Contact Debra Gwartney (541) 346-0544 or John R. Crosiar (541) 346-3135

EUGENE– Pulitzer Prize recipient Gary Snyder, widely recognized as one of the nation’s most influential poets, will read on Thursday, March 9, at the University of Oregon as part of the Program in Creative Writing Reading Series.

Snyder’s reading will be held at 8 p.m. in Room 150 of Columbia Hall, 1215 E. 13th Ave. Tickets, required for admittance, are free and available to the public though limited in number. For any remaining tickets, visit the Creative Writing Program in Room 145 of Columbia Hall on campus.

A free panel discussion celebrating the legacy of Snyder’s work will be held from 10 a.m. until noon on Friday, March 10, in the Browsing Room of the UO Knight Library, 1501 Kincaid St. Panelists will include UO faculty as well as Snyder.

The UO Knight Library Press will offer a limited-edition broadside featuring a Snyder poem at the Thursday evening reading.

Winner of the Pulitzer Prize in 1975 for "Turtle Island," Snyder is the author of 17 books of poetry and prose. His collections of poetry include "Riprap," "Axe Handles" and "Left Out in the Rain." His volumes of essays include "The Practice of the Wild," "A Place in Space" and "Earth House Hold."

Snyder has been awarded a Guggenheim Fellowship and is a member of the American Academy of Arts and Letters, as well as the American Academy of Arts and Sciences. His selected poems, "No Nature," was a finalist for the National Book Award in 1992. His book, "Mountains and River Without End," won the Bollingen Prize for poetry in 1997.

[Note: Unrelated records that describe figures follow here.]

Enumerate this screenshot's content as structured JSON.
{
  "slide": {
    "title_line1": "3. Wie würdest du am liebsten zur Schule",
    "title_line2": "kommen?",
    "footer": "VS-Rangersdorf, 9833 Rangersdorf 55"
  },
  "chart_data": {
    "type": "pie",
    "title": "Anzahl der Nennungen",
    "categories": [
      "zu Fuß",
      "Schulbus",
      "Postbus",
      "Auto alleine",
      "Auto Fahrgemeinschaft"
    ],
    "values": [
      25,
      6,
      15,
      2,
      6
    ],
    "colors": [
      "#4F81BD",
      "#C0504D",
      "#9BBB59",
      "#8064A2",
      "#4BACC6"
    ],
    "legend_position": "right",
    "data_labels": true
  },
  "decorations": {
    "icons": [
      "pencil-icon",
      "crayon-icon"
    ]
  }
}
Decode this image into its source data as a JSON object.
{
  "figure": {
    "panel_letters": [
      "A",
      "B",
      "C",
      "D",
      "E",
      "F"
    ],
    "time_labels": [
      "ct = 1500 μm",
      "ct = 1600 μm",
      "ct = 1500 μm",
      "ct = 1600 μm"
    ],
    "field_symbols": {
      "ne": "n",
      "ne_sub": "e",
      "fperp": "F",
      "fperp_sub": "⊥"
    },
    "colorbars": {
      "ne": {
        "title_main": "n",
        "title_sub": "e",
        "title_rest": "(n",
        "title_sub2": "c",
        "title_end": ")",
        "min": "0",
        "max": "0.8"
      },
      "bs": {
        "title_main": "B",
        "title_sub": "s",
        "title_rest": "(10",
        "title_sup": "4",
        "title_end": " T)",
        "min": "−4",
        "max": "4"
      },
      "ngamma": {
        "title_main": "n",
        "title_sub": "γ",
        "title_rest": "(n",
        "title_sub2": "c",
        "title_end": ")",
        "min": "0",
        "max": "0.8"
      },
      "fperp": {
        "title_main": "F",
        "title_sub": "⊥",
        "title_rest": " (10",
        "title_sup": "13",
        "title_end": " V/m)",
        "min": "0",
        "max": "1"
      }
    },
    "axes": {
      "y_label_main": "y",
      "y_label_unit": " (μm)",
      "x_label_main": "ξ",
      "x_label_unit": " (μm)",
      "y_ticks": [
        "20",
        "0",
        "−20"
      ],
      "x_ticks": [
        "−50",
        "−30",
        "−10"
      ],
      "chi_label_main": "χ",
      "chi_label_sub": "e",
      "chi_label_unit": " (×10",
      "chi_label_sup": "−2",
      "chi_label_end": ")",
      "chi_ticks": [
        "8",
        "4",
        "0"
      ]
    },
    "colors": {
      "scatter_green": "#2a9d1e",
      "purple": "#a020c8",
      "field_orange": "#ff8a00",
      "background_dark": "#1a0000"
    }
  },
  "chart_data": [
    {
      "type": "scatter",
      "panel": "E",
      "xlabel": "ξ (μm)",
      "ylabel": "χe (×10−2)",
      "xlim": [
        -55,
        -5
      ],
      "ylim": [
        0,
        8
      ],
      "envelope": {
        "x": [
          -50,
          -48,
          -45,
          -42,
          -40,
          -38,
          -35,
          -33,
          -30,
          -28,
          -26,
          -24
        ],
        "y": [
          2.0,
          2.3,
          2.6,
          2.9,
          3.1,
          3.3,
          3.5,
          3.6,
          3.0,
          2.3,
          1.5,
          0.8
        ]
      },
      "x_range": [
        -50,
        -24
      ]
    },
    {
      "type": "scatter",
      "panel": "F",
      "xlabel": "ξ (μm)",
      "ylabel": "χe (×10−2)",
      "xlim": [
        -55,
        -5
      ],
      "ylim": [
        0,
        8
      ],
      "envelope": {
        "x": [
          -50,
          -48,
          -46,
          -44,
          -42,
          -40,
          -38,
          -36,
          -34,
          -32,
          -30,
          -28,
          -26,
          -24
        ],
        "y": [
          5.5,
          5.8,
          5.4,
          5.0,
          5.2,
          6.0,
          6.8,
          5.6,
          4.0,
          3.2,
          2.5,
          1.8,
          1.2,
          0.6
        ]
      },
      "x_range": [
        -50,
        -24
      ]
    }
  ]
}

Born in 1930 in San Francisco and raised on small farms in Oregon and Washington, he studied literature and anthropology at Reed College in Portland. Graduate studies in Asian languages at the University of California at Berkeley led to his decision to move to Japan for 12 years. He intensively studied Zen Buddhism, researched and translated Zen texts and traveled throughout Asia during that time.

Since 1986, Snyder has taught at the University of California at Davis.

"Gary Snyder may yet prove the most American of us all," says reviewer Jedediah S. Purdy in writing about the newly released "The Gary Snyder Reader: Prose, Poetry and Translation."

"Snyder’s prose poses a reminder by contrast of how often social criticism is crabbed and vindictive, and how much environmental thought is ascetic and angry," Purdy writes. "A high regard for sensual pleasure, all things festive, and the impulse to improve and enrich one’s life fill Snyder’s writing and gives it a peculiarly American grain. He is less concerned to establish that what he objects to is wrong than to plead that what he supports is better."

Snyder’s reading and the panel discussion are co-sponsored by the UO School of Architecture and Allied Arts, the UO Knight Library, the Oregon Humanities Center, the UO Environmental Studies Program and the UO Bookstore.